UNITED NATIONS — The United States warned Russia on Friday that any further intervention in Ukraine, including under the pretense of delivering humanitarian aid, would be viewed as "an invasion of Ukraine."
U.S. Ambassador Samantha Power delivered the warning at a Security Council meeting focusing on the human rights situation in Ukraine's east, where government forces are fighting pro-Russian separatists. Recent reports by the West and the Kiev government have accused Moscow of dispatching what NATO estimates is 20,000 troops to the border.
Power said Russia has not only increased aid to the separatists but has amassed "more and more" troops and hardware near the border, began extensive military exercises this week and launched shells across the border into Ukraine.
She noted that Russia has proposed creating "humanitarian corridors" to deliver aid to the separatists.
"The humanitarian situation needs addressing, but not by those who have caused it," she said.
Power welcomed the Ukrainian government's creation of humanitarian corridors to get aid into separatist-controlled areas and allow civilians out.
If Moscow wants to send aid to the separatists, she said, it should be delivered by neutral international aid organizations including the International Committee of the Red Cross.
"Therefore, any further unilateral intervention by Russia into Ukrainian territory, including one under the guise of providing humanitarian aid, would be completely unacceptable and deeply alarming, and it would be viewed as an invasion of Ukraine," Power warned.

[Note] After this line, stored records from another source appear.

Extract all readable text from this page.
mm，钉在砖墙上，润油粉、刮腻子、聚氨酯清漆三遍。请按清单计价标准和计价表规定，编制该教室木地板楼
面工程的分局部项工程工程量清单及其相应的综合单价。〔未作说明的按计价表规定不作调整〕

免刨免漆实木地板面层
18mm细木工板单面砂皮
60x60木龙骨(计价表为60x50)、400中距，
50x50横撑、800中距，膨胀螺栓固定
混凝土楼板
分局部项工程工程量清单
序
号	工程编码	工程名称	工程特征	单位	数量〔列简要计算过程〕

At an emergency council meeting on the humanitarian situation in Ukraine called by Russia on Tuesday, Russia's U.N. Ambassador Vitaly Churkin had called the situation in the east, particularly in separatist-held Luhansk and Donetsk, "disastrous" and said Moscow wants to send a humanitarian convoy to the two areas under the auspices of the International Committee of the Red Cross.
Britain's U.N. Ambassador Mark Lyall Grant on Friday accused Russia of continuing "recklessly to fuel the conflict" by building up its forces on the border, "and now we hear that Russia is ready to intervene on humanitarian grounds to alleviate the suffering that it has manufactured."
Churkin called Friday for an immediate end to military action in the east and lashed out at the latest U.N. report on the human rights situation in Ukraine for being one-side and blaming "the self-defense formations for ... everything short of cannibalism."
He demanded to know why the report failed to condemn the Ukrainian security forces' use of artillery and other heavy weapons to destroy residential areas and infrastructure, especially in Donetsk and Luhansk.
Power noted that Russia floated the idea again last week of sending Russian peacekeepers to eastern Ukraine.
"A Russian peacekeeper in Ukraine is an oxymoron," Power said. "At every step in this crisis, Russians have sabotaged peace, not built it, and it is particularly worrisome given Russia's purported annexation of Crimea... Peacekeepers are impartial, yet Russia fully supports Russia's armed separatists in this conflict."
Assistant Secretary-General for Human Rights Ivan Simonovic, briefing the council by videoconference from Croatia, welcomed Ukrainian President Petro Poroshenko's proposal for a new round of talks to find a way to restore a cease-fire.
He warned that "the fabric" of Ukrainian society is being torn apart by the ongoing violence, the use of "hate speech" is increasing especially in social media, and there is "what amounts to a reign of fear and terror in areas under control of the armed groups, with a breakdown of law and order."